Washington Bank Heist

Willie Sutton said he robbed banks because that's where the money is, but it was never their money. They only handle and maneuver it around, like parking lot attendants.

Yet, according to Sen. Dick Durbin, after smashing up financial vehicles and taking taxpayer billions for repairs, when it comes to the US Senate, banks "frankly own the place."

As he tried unsuccessfully to line up votes to help avoid foreclosures in bankruptcy, Durbin told voters that though it's "hard to believe in a time when we're facing a banking crisis that many of the banks created," they "are still the most powerful lobby on Capitol Hill."

In the lull before the Obama Administration announces results of bank stress tests, there is growing sentiment for getting tougher on the keepers of the keys.

Sheila Bair, head of the FDIC, in a speech this week called for an end to the "too big to fail" philosophy that has allowed banks to hold a gun to the government's head.

“Taxpayers," she said, "should not be called on to foot the bill to support nonviable institutions because there is no orderly process for resolving them.”
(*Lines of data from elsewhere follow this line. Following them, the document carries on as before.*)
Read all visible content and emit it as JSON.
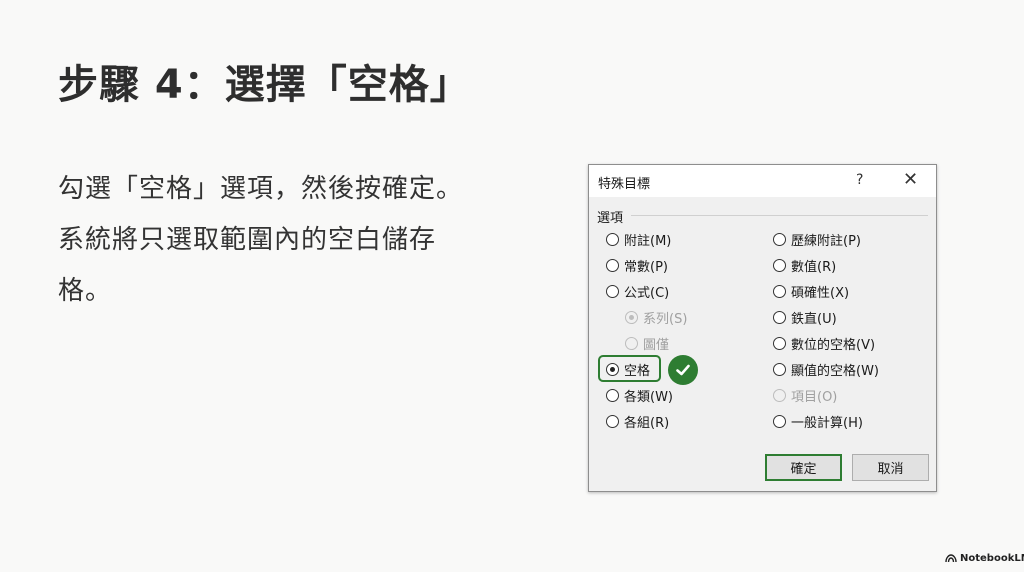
{
  "slide": {
    "title": "步驟 4：選擇「空格」",
    "body": "勾選「空格」選項，然後按確定。系統將只選取範圍內的空白儲存格。"
  },
  "dialog": {
    "title": "特殊目標",
    "help_label": "?",
    "close_label": "✕",
    "group_label": "選項",
    "left_options": [
      {
        "label": "附註(M)",
        "checked": false,
        "disabled": false
      },
      {
        "label": "常數(P)",
        "checked": false,
        "disabled": false
      },
      {
        "label": "公式(C)",
        "checked": false,
        "disabled": false
      },
      {
        "label": "系列(S)",
        "checked": true,
        "disabled": true
      },
      {
        "label": "圖僅",
        "checked": false,
        "disabled": true
      },
      {
        "label": "空格",
        "checked": true,
        "disabled": false
      },
      {
        "label": "各類(W)",
        "checked": false,
        "disabled": false
      },
      {
        "label": "各組(R)",
        "checked": false,
        "disabled": false
      }
    ],
    "right_options": [
      {
        "label": "歷練附註(P)",
        "checked": false,
        "disabled": false
      },
      {
        "label": "數值(R)",
        "checked": false,
        "disabled": false
      },
      {
        "label": "碩確性(X)",
        "checked": false,
        "disabled": false
      },
      {
        "label": "鉄直(U)",
        "checked": false,
        "disabled": false
      },
      {
        "label": "數位的空格(V)",
        "checked": false,
        "disabled": false
      },
      {
        "label": "顯值的空格(W)",
        "checked": false,
        "disabled": false
      },
      {
        "label": "項目(O)",
        "checked": false,
        "disabled": true
      },
      {
        "label": "一般計算(H)",
        "checked": false,
        "disabled": false
      }
    ],
    "ok_label": "確定",
    "cancel_label": "取消",
    "accent_color": "#2e7d32"
  },
  "branding": {
    "name": "NotebookLM"
  }
}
The President himself foresees an end to "the massive leveraging and the massive risk-taking that had become so common," but his economic team so far has been tiptoeing around the banking industry and their Wall Street cousins, hoping to bribe and cajole them into less greed and more responsible behavior.

The time is coming to sweep out the parking lot and get new attendants who can remember who really owns the money they keep jockeying around for their own profit.

1 comment:

  1. Yellow Dog Don8:51 AM

    How will the president have time to deal with bankers?
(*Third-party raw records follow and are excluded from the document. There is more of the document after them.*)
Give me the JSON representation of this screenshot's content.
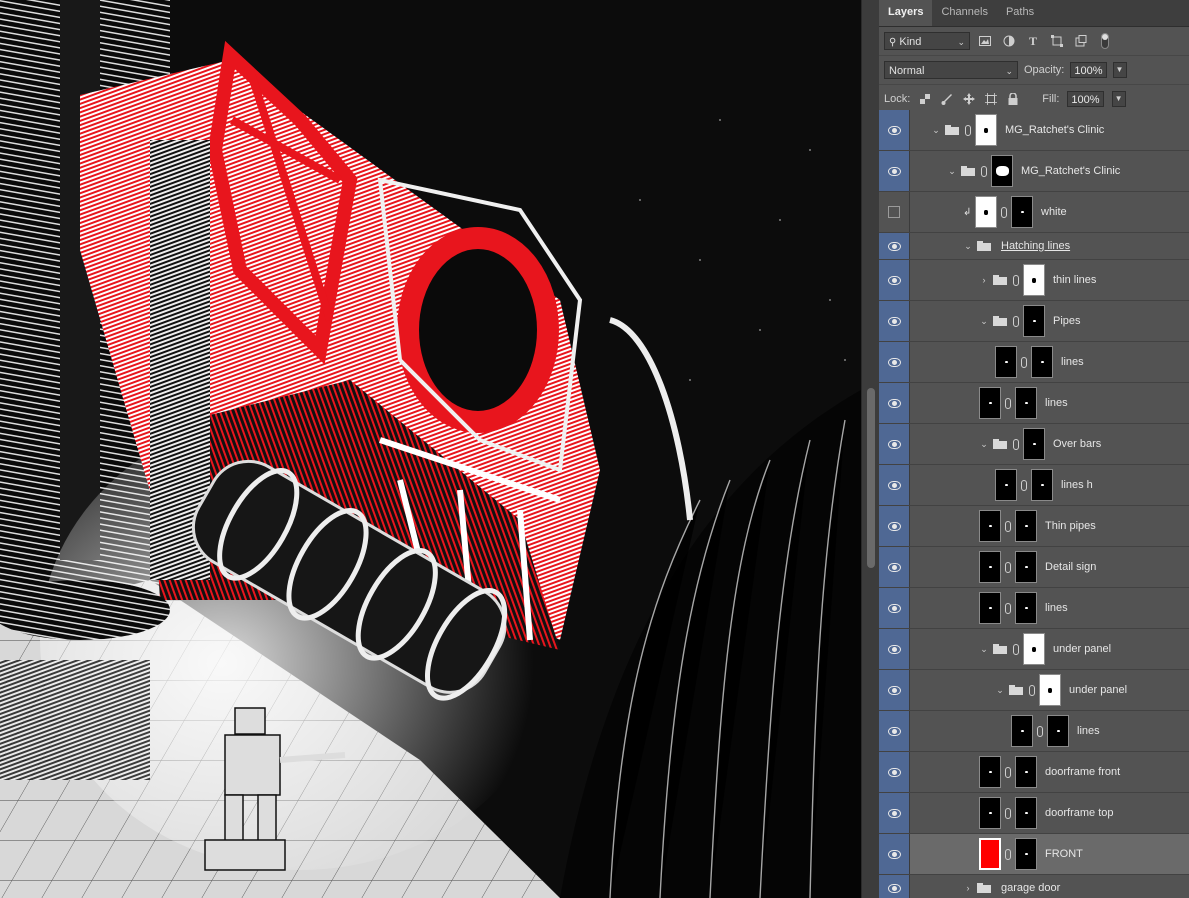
{
  "panel": {
    "tabs": [
      "Layers",
      "Channels",
      "Paths"
    ],
    "active_tab": "Layers",
    "filter": {
      "kind_label": "Kind",
      "icons": [
        "image-filter-icon",
        "adjustment-filter-icon",
        "type-filter-icon",
        "shape-filter-icon",
        "smart-object-filter-icon",
        "filter-toggle-icon"
      ]
    },
    "blend_mode": "Normal",
    "opacity_label": "Opacity:",
    "opacity_value": "100%",
    "lock_label": "Lock:",
    "lock_icons": [
      "lock-transparent-icon",
      "lock-paint-icon",
      "lock-position-icon",
      "lock-artboard-icon",
      "lock-all-icon"
    ],
    "fill_label": "Fill:",
    "fill_value": "100%"
  },
  "layers": [
    {
      "name": "MG_Ratchet's Clinic",
      "type": "group",
      "expanded": true,
      "indent": 0,
      "visible": true,
      "mask": "white"
    },
    {
      "name": "MG_Ratchet's Clinic",
      "type": "group",
      "expanded": true,
      "indent": 1,
      "visible": true,
      "mask": "black-white-blob"
    },
    {
      "name": "white",
      "type": "layer",
      "indent": 2,
      "visible": false,
      "clipped": true,
      "thumb": "white",
      "mask": "black"
    },
    {
      "name": "Hatching lines",
      "type": "group",
      "expanded": true,
      "indent": 2,
      "visible": true,
      "underline": true
    },
    {
      "name": "thin lines",
      "type": "group",
      "expanded": false,
      "indent": 3,
      "visible": true,
      "mask": "white"
    },
    {
      "name": "Pipes",
      "type": "group",
      "expanded": true,
      "indent": 3,
      "visible": true,
      "mask": "black"
    },
    {
      "name": "lines",
      "type": "layer",
      "indent": 4,
      "visible": true,
      "thumb": "black",
      "mask": "black"
    },
    {
      "name": "lines",
      "type": "layer",
      "indent": 3,
      "visible": true,
      "thumb": "black",
      "mask": "black"
    },
    {
      "name": "Over bars",
      "type": "group",
      "expanded": true,
      "indent": 3,
      "visible": true,
      "mask": "black"
    },
    {
      "name": "lines h",
      "type": "layer",
      "indent": 4,
      "visible": true,
      "thumb": "black",
      "mask": "black"
    },
    {
      "name": "Thin pipes",
      "type": "layer",
      "indent": 3,
      "visible": true,
      "thumb": "black",
      "mask": "black"
    },
    {
      "name": "Detail sign",
      "type": "layer",
      "indent": 3,
      "visible": true,
      "thumb": "black",
      "mask": "black"
    },
    {
      "name": "lines",
      "type": "layer",
      "indent": 3,
      "visible": true,
      "thumb": "black",
      "mask": "black"
    },
    {
      "name": "under panel",
      "type": "group",
      "expanded": true,
      "indent": 3,
      "visible": true,
      "mask": "white"
    },
    {
      "name": "under panel",
      "type": "group",
      "expanded": true,
      "indent": 4,
      "visible": true,
      "mask": "white"
    },
    {
      "name": "lines",
      "type": "layer",
      "indent": 5,
      "visible": true,
      "thumb": "black",
      "mask": "black"
    },
    {
      "name": "doorframe front",
      "type": "layer",
      "indent": 3,
      "visible": true,
      "thumb": "black",
      "mask": "black"
    },
    {
      "name": "doorframe top",
      "type": "layer",
      "indent": 3,
      "visible": true,
      "thumb": "black",
      "mask": "black"
    },
    {
      "name": "FRONT",
      "type": "layer",
      "indent": 3,
      "visible": true,
      "thumb": "red",
      "mask": "black",
      "selected": true
    },
    {
      "name": "garage door",
      "type": "group",
      "expanded": false,
      "indent": 2,
      "visible": true
    }
  ],
  "colors": {
    "panel_bg": "#535353",
    "eye_column": "#4f6894",
    "selected_row": "#6a6a6a",
    "accent_red": "#ff0000",
    "canvas_black": "#0c0c0c"
  }
}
    I keep trying not to smile.
    Arlen Specter
    David Souter
    and Condi, Cheney and Bush twisting in the wind over torture.

    All in one week.

    I know, I know, the defection and the supremes and the memos can all be spun down by the Fox gas bags.

    Condi, however, implicated herself in a criminal conspiracy in public yesterday, after vehemently and very animatedly denying that she authorized anything to do with the interrogations. She "only passed on the presidential authorizations".

    She got too loud and too defensive. She doth protest too much.

    I would not be surprised if Obama offers pardons to make it all go away. But pardons will not be worth a fig outside the US of A. The pardonees would be on house arrest within our borders for the rest of their lives.

    Then again, maybe they, unlike Nixon, will have too much integrity to accept pardons.